Homebuilt Ultra Wideband Impulse Radar

wideband impulse radar

[Dr. Gregory Charvat] tipped us off to a video demonstration of his ultra-wideband impulse radar he built using some of his existing radar gear and a few bits purchased off eBay. The homebuilt radar system worked well in his backyard but not much is covered about the build. [Greg] is promising a new book on practical approaches to developing and using small radar devices titled “Small and Short Range Radar Systems“. He told us that the draft is finished and covers radar systems like doppler, linear FM, synthetic aperture, phase array and also UWB impulse radar. It sounds like an interesting book, which can be pre-ordered on Amazon, and will include schematics and bill of materials so you too could build a UWB impulse radar or other small radar systems. Some of the advantages of a UWB impulse radar system are that it produces sub-nanosecond pulses good for tracking moving objects as well as imaging stationery objects. Such radar technology can even image buried objects like metallic and nonmetallic landmines.

Join us after the break for a little background on [Dr. Gregory Charvat] and to watch his demonstration video.

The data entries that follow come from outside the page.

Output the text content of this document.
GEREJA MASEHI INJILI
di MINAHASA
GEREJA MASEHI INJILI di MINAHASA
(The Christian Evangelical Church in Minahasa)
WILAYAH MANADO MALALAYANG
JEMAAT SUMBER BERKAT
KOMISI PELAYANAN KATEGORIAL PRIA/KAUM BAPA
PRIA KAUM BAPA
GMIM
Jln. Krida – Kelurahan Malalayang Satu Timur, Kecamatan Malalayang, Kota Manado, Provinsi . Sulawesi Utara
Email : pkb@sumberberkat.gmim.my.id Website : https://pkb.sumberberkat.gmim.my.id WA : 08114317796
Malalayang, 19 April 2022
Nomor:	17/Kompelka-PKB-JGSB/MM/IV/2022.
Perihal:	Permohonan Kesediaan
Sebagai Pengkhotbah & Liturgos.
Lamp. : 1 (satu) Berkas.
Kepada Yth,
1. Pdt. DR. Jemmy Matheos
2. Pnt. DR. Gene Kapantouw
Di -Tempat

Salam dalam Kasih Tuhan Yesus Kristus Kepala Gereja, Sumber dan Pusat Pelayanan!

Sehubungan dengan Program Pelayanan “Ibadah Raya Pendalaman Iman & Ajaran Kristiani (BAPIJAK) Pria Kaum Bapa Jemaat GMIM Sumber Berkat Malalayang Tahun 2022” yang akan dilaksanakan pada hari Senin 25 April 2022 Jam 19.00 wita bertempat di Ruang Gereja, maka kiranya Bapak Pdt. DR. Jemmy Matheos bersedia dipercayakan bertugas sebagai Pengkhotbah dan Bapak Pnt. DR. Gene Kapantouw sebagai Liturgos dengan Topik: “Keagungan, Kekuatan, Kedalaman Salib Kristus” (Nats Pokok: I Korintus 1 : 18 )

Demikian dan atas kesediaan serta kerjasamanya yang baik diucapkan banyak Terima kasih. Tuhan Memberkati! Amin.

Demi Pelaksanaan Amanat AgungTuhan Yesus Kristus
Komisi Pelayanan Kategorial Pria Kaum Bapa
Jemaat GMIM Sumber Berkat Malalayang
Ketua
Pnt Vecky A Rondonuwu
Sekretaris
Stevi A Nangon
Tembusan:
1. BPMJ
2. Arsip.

[Greg] has his PhD in Electrical Engineering from Michigan State University. As a technical staff member at MIT Lincoln laboratory he taught radar courses and developed the top ranking MIT professional education course in 2011 titled “Build a Small Radar Sensor” which is included under MIT OpenCourseWare (OCW), you might recall this as the coffee can radar. You can also catch [Greg] on the famous Amp Hour radio show recorded back on October 1, 2012.

Comments

  1. Phil says:

    Ok, why are these hacks so ambiguous? What is the point? Maybe Greg is selling his book on radar induced belly fat.

  2. cruster says:

    Hmmm. The book at $119 imho can stay on the shelf. Interesting build though.

  3. itfs says:

    a good book on radar systems to suggest?

  4. Rfengr00 says:

    $120 is the standard price for most specialty engineering books; these guys are not making any money off it. I’ll buy it though. Skolnik’s Radar Handbook is a classic.

    • jelle says:

      That all depends on your definition of ‘any money’. A lot of people would consider $120 quite something more than ‘not any money’. ‘These guys’ may or may not make any money of it, but that is mostly a result of bad printing decisions. $120 may buy you a lot of pages on the print-on-demand presses.
      The pricetag is probably in part there to signal that this is a ‘professional’ book and that you can surely make your boss pay for it.